Real-time guideline use in the ED

Looking at the guidelines available to him, Dr. Jake notes that both guidelines are applicable to his population of interest, and both have guidelines for managing children with suspected CAP in the outpatient population. Neither guideline recommends routine or confirmatory chest radiography (CXR) in children suspected of having CAP (regardless of etiology), so Jake feels comfortable studying the recommendations made about the management of CAP in children. Dr. Jake looks at the British Thoracic Society guidelines, and notices that they recommend a course of antibiotics for all children with a clear clinical diagnosis of pneumonia, stating that bacterial and viral pneumonias cannot be differentiated reliably. [17] The only available information available to Jake about the development of that recommendation is that it was a formal combination of expert views [17]. Jake would have loved to hear more from the guideline developers on this issue, but since no further information was readily available, he turned to the Infectious Diseases Society of America (IDSA) guideline, and saw a recommendation that preschool-age children with CAP not receive antibiotics, as viral pathogens cause the vast majority of CAPs in that population [18]. This recommendation is listed as being strong and coming from high-quality evidence, telling Jake that he can be confident in the estimates of effect, and, that the guideline developers believe the good outcomes of this intervention so greatly outweigh the bad ones that the intervention should be recommended for most people most of the time [13] (Table 3).

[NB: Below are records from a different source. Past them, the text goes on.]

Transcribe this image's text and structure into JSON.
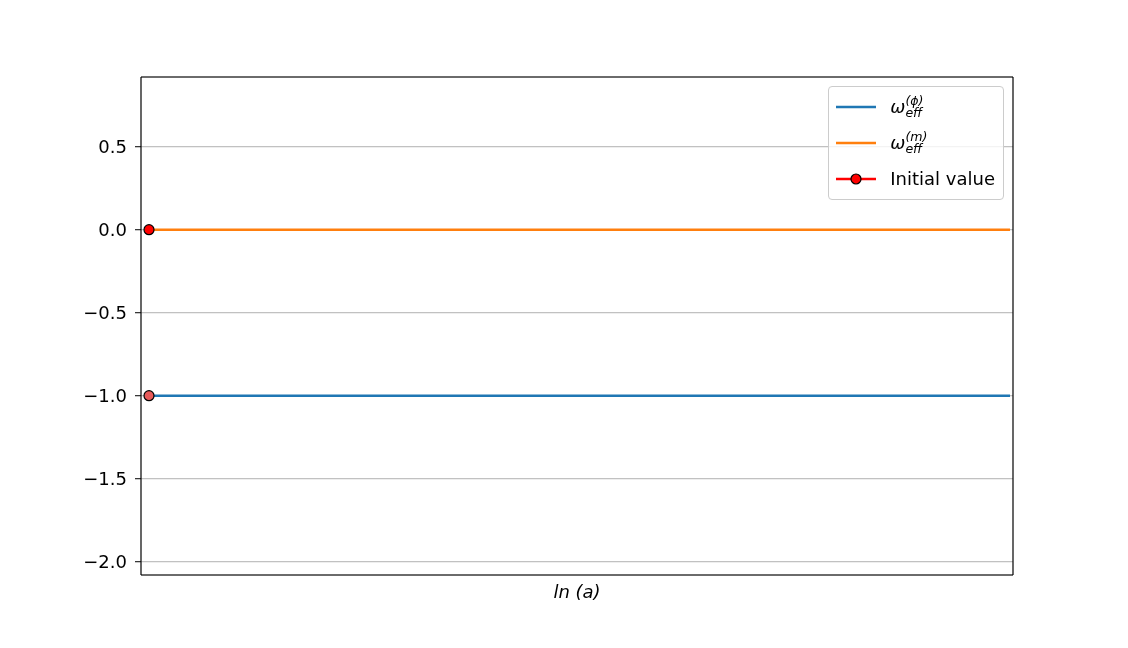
{
  "chart_data": {
    "type": "line",
    "xlabel": "ln (a)",
    "categories": [
      null,
      null,
      null,
      null,
      null,
      null,
      null,
      null,
      null,
      null,
      null
    ],
    "series": [
      {
        "name": "ω$_{eff}$$^{(ϕ)}$",
        "color": "#1f77b4",
        "values": [
          -1,
          -1,
          -1,
          -1,
          -1,
          -1,
          -1,
          -1,
          -1,
          -1,
          -1
        ]
      },
      {
        "name": "ω$_{eff}$$^{(m)}$",
        "color": "#ff7f0e",
        "values": [
          0,
          0,
          0,
          0,
          0,
          0,
          0,
          0,
          0,
          0,
          0
        ]
      },
      {
        "name": "Initial value",
        "type": "scatter",
        "marker": "circle",
        "color": "#ff0000",
        "values": [
          0,
          null,
          null,
          null,
          null,
          null,
          null,
          null,
          null,
          null,
          null
        ]
      },
      {
        "type": "scatter",
        "marker": "circle",
        "color": "#e85a5a",
        "values": [
          -1,
          null,
          null,
          null,
          null,
          null,
          null,
          null,
          null,
          null,
          null
        ]
      }
    ],
    "ylim": [
      -2.08,
      0.92
    ],
    "yticks": [
      {
        "value": -2,
        "label": "−2.0"
      },
      {
        "value": -1.5,
        "label": "−1.5"
      },
      {
        "value": -1,
        "label": "−1.0"
      },
      {
        "value": -0.5,
        "label": "−0.5"
      },
      {
        "value": 0,
        "label": "0.0"
      },
      0.5
    ],
    "grid": "y",
    "legend": "top right",
    "tick_labels": "y"
  }
}
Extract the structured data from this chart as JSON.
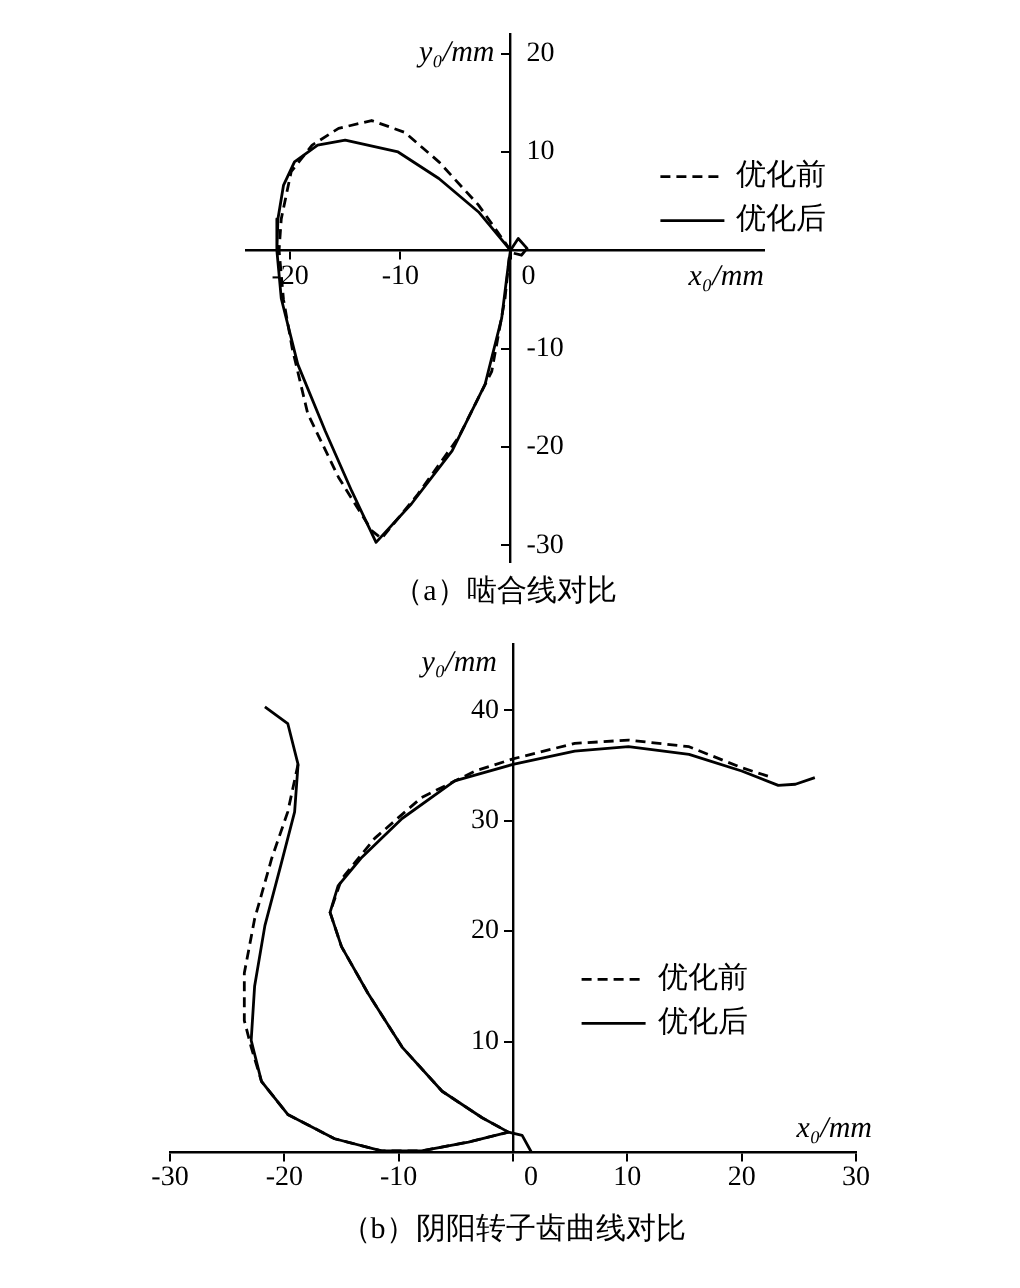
{
  "chart_data": [
    {
      "type": "line",
      "title": "（a）啮合线对比",
      "xlabel": "x₀/mm",
      "ylabel": "y₀/mm",
      "xlim": [
        -24,
        23
      ],
      "ylim": [
        -31.7,
        22
      ],
      "xticks": [
        -20,
        -10,
        0
      ],
      "yticks": [
        -30,
        -20,
        -10,
        10,
        20
      ],
      "grid": false,
      "legend": "top right",
      "marker": "none",
      "series": [
        {
          "name": "优化前",
          "color": "#000000",
          "line_style": "dashed",
          "x": [
            0,
            -2.9,
            -6.5,
            -9.6,
            -12.6,
            -15.6,
            -18,
            -19.9,
            -20.8,
            -21,
            -20.6,
            -19.8,
            -18.4,
            -15.6,
            -12.6,
            -11.7,
            -8.4,
            -4.7,
            -1.7,
            -0.5,
            -0.1
          ],
          "values": [
            0,
            4.6,
            9,
            12,
            13.2,
            12.4,
            10.7,
            8,
            3.2,
            0,
            -5,
            -10,
            -16.6,
            -23.1,
            -28.5,
            -29.3,
            -24.8,
            -19,
            -12.3,
            -4.9,
            -0.6
          ]
        },
        {
          "name": "优化后",
          "color": "#000000",
          "line_style": "solid",
          "x": [
            0,
            -2.9,
            -6.5,
            -10.2,
            -15,
            -17.5,
            -19.6,
            -20.6,
            -21.1,
            -21.2,
            -20.8,
            -19.3,
            -16.8,
            -14.4,
            -12.2,
            -9,
            -5.3,
            -2.3,
            -0.8,
            -0.2,
            0,
            0.7,
            1.5,
            1,
            0.3
          ],
          "values": [
            0,
            3.9,
            7.3,
            10,
            11.2,
            10.7,
            9,
            6.6,
            3.2,
            0,
            -4.9,
            -11.6,
            -18.4,
            -24.5,
            -29.7,
            -25.8,
            -20.4,
            -13.6,
            -6.9,
            -1.5,
            0,
            1.2,
            0.2,
            -0.5,
            -0.3
          ]
        }
      ]
    },
    {
      "type": "line",
      "title": "（b）阴阳转子齿曲线对比",
      "xlabel": "x₀/mm",
      "ylabel": "y₀/mm",
      "xlim": [
        -30,
        30
      ],
      "ylim": [
        0,
        46
      ],
      "xticks": [
        -30,
        -20,
        -10,
        0,
        10,
        20,
        30
      ],
      "yticks": [
        10,
        20,
        30,
        40
      ],
      "grid": false,
      "legend": "right",
      "marker": "none",
      "series": [
        {
          "name": "优化前",
          "color": "#000000",
          "line_style": "dashed",
          "x": [
            -18.8,
            -19.7,
            -21.1,
            -22.6,
            -23.5,
            -23.5,
            -22.9,
            -22,
            -19.7,
            -15.6,
            -11.5,
            -8,
            -3.9,
            -0.4,
            -2.7,
            -6.2,
            -9.7,
            -12.7,
            -15,
            -16,
            -15,
            -12.1,
            -8,
            -3.3,
            0,
            5.4,
            10.1,
            15.4,
            20,
            22.7
          ],
          "values": [
            35.1,
            30.8,
            26.6,
            21.1,
            16.2,
            11.9,
            9.5,
            6.4,
            3.4,
            1.2,
            0.1,
            0.1,
            0.9,
            1.8,
            3.1,
            5.5,
            9.5,
            14.4,
            18.6,
            21.7,
            24.7,
            28.4,
            32.1,
            34.5,
            35.6,
            37,
            37.3,
            36.7,
            34.8,
            33.9
          ]
        },
        {
          "name": "优化后",
          "color": "#000000",
          "line_style": "solid",
          "x": [
            -21.7,
            -19.7,
            -18.8,
            -19.1,
            -20.3,
            -21.7,
            -22.6,
            -22.9,
            -22,
            -19.7,
            -15.6,
            -11.5,
            -8,
            -3.9,
            -0.4,
            0.8,
            1.6,
            0.6,
            -0.4,
            -2.7,
            -6.2,
            -9.7,
            -12.7,
            -15,
            -16,
            -15.3,
            -13.3,
            -9.7,
            -5.1,
            0,
            5.4,
            10.1,
            15.4,
            20,
            23.2,
            24.7,
            26.4
          ],
          "values": [
            40.3,
            38.8,
            35.1,
            30.8,
            26,
            20.5,
            15,
            10.1,
            6.4,
            3.4,
            1.2,
            0.1,
            0.1,
            0.9,
            1.8,
            1.5,
            0,
            null,
            1.8,
            3.1,
            5.5,
            9.5,
            14.4,
            18.6,
            21.7,
            24.1,
            26.6,
            30.2,
            33.6,
            35.1,
            36.3,
            36.7,
            36,
            34.5,
            33.2,
            33.3,
            33.9
          ]
        }
      ]
    }
  ]
}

Table 3 Recommendations and strength of recommendations as detailed in the guidelines published by the British Thoracic Society [17] (BTS) and the Infectious Disease Society of America [18] (IDSA)

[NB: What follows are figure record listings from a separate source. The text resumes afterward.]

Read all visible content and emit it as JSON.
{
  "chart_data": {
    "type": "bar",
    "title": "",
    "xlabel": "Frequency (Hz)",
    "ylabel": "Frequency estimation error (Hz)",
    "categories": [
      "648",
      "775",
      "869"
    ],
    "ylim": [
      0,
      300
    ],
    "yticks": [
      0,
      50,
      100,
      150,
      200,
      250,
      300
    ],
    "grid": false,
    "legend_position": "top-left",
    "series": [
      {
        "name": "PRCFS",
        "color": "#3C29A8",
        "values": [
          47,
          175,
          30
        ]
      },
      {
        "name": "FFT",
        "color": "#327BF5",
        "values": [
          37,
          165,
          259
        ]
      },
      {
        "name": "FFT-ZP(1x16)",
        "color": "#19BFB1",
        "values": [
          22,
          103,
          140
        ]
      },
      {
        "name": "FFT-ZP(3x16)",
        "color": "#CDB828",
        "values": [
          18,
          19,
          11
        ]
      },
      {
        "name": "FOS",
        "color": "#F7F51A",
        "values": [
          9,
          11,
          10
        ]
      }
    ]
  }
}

After carefully reviewing the recommendations made by both guidelines, Jake chose to implement the IDSA recommendation, as it was based on better evidence, and weighed the positive and negative consequences of withholding antibiotics from children with viral pneumonia in a careful and systematic manner that he understood.

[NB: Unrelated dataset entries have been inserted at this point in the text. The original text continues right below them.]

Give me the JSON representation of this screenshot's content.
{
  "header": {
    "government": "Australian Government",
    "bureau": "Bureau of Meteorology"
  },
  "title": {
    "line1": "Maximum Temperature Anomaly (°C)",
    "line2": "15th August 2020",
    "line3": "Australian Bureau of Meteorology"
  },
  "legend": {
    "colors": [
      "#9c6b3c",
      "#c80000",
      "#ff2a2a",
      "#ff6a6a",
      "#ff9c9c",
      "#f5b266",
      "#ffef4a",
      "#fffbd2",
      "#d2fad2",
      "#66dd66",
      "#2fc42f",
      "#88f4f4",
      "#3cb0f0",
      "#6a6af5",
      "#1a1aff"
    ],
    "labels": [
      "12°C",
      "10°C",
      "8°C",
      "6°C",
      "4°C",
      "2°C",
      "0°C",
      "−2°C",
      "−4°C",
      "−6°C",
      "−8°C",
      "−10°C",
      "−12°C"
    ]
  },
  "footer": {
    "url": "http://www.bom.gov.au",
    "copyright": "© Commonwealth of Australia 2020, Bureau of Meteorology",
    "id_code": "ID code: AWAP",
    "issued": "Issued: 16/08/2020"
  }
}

Jake returns to his patient’s bedside and explains that his patient has a case of CAP. He tells the patient’s mother that, although antibiotics play a vital role in treating bacterial infections, the best evidence shows that they are not indicated in the treatment of mild, uncomplicated CAP in the pediatric population. He advises that the patient should return to the ED if his CAP becomes acutely worse, and to follow-up with the family’s physician if the CAP fails to improve over the coming 3 weeks, while continuing supportive care in the interim. Jake’s patient is relieved not to have to take any medications, and the patient’s mother is glad that antibiotics would not be necessary to treat the CAP. With both the patient and the mother’s fears put to rest, Jake continues on with his busy shift. Being a physician who prides himself on practicing evidence-based medicine and on maintaining the currency of his medical knowledge, Jake is grateful for the opportunity to consult the guidelines and to modify his practice based on the best available evidence. Glancing at the list of patients waiting to be seen, Jake notices that, even today, he will have more opportunities to put his newfound knowledge to use. It is in familiarizing themselves with systems like GRADE, and in taking advantage of the vast amounts of knowledge condensed into specific clinical questions, that clinicians committed to practicing evidence-based medicine can practice their noble profession perched atop the shoulders of giants.